In the natural chewing cycle the same things happen as with the lateral excursion test, but it happens vice versa, in an opposite direction. The smooth return of the mandible from lateral excursion into the midline is hampered by the slightest interference in the back-tooth area. The reflex activity of the two powerful elevator muscles ensues and the antagonistic medial pterygoid muscle is turned off. The mandible can’t glide smoothly to the maximum intercuspidation. A jagged up-lateral-up-lateral stepwise jaw-closing ensues, depending on how many times the anterior guidance of the mandibular path-of-gliding was interrupted by back-tooth interferences. The chewing doesn’t proceed smoothly, but it appears awkward and strained.
To understand the movements of the mandible, it is essential to understand the direction of the muscles involved in the process. The medial pterygoid muscle is commonly thought to belong to the “elevator” group of muscles, which I think is is a misnomer. The medial pterygoid exerts a mediotrusive direction of force which is mostly perpendicular with the direction of force of the masseter muscle. The fibers of the medial pterygoid point almost directly in the opposite direction of most fibers of the temporal muscle. The antagonistic nature of the masseter and temporal muscles in relation to the medial pterygoid is a fact of anatomy. It is misleading to put the medial pterygoid muscle together within the jaw-elevator group of muscles. Besides, even the sensory control of its activity is emanating from an entirely different place – the sensory endings of the anterior teeth.

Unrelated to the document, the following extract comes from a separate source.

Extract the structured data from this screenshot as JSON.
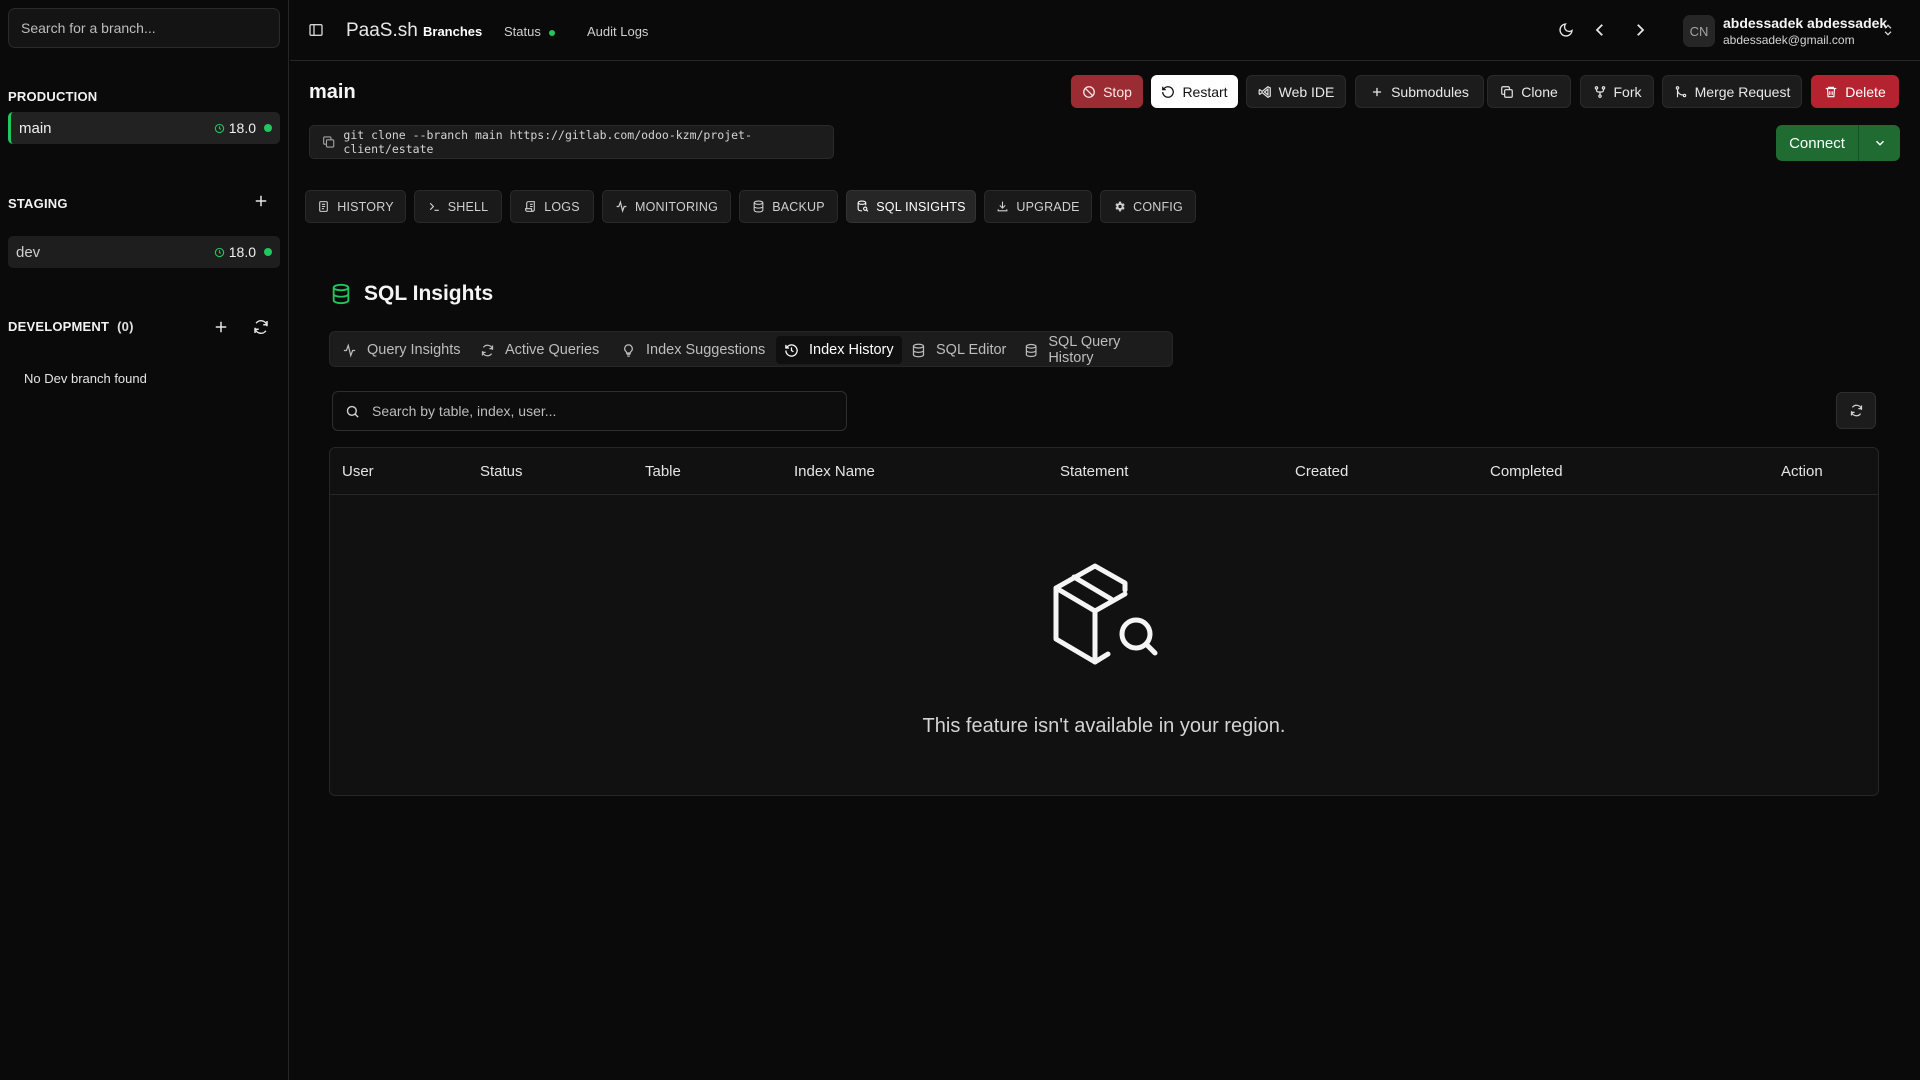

To resume the title of this article I would conclude that the general physical activity is no less harmful for the muscles of mastication than it is for the rest of the body muscles and joints. However, the occlusal interferences of the dentition disturb the smooth and effortless action of the jaw muscles in a similar manner as your walking would be hampered by a pebble in the sole of your shoe.
Instead of instructing our patients to stop chewing, it is a much better idea to take away the interferences of dentition and let the muscles do the thing they best want to do. Take the pebble out of the shoe. The trouble, of course, is to find out where the pebble lies in the dentition. Experienced dentists admit that it is not easy to make a filling to match perfectly to the lateral chewing movements. Traditional occlusion foil technique just does not always do the trick. Implementing digital technology into our everyday practice to detect and record occlusal contact force alterations in vivo sets the quality of dental work to a new level of standard.